If the grantor dies before the GRAT term ends, the assets in the trust are pulled back into the taxable estate as if the GRAT had never been created. The estate is in no worse position than if it had done nothing, but the planning opportunity is lost. This mortality risk is why GRATs are typically structured with short terms (two to three years) and why planners sometimes use rolling GRATs to spread the risk across multiple short-term trusts rather than one long one.
Can these strategies still work after the TCJA exemption sunsets?
Yes, but the urgency changes. If the estate tax exemption drops from $13.61 million to approximately $7 million per person, the population of estates with federal estate tax exposure grows significantly. The strategies described here become more valuable, not less, in that environment. The window to use the current high exemption through completed gifts before the sunset is what is driving activity now. Gifts made using the current exemption are not clawed back if the exemption later decreases, according to IRS regulations issued in 2019.

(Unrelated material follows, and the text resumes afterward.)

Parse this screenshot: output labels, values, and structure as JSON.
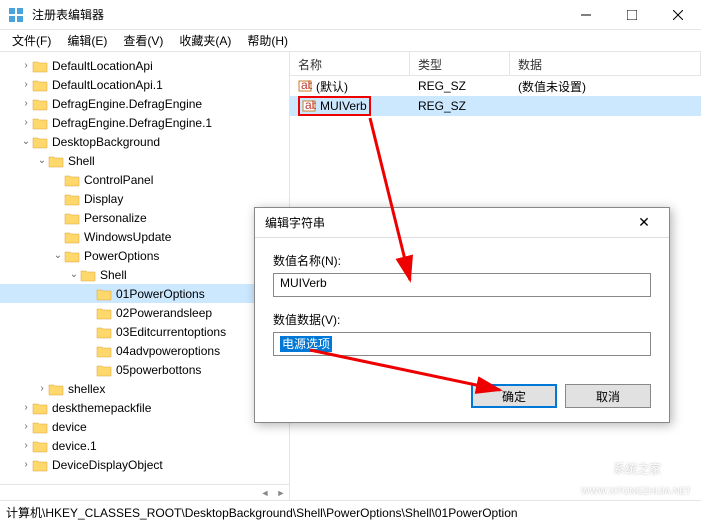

Do these trusts work in every state?
The federal tax treatment of GRATs, ILITs, and similar structures is governed by federal law and applies uniformly across states. State income tax treatment varies: some states tax grantor trusts differently from federal treatment. The siting of dynasty trusts matters significantly because state law governs trust duration and some states are much more favorable than others. South Dakota, Delaware, Nevada, and Alaska are the most commonly used states for dynasty trusts because of their favorable perpetuities laws, directed trust statutes, and lack of state income tax on trust income in some cases.
What is the difference between a dynasty trust and a generation-skipping trust?
A generation-skipping trust (GST trust) is any trust that skips a generation for tax purposes, using the grantor's GST exemption to avoid the generation-skipping transfer tax. A dynasty trust is a specific type of GST trust designed to last for many generations, potentially in perpetuity, by taking advantage of favorable state laws on trust duration. All dynasty trusts are GST trusts, but not all GST trusts are dynasty trusts. A GST trust might skip one generation and terminate; a dynasty trust is designed to keep assets in trust indefinitely across as many generations as state law allows.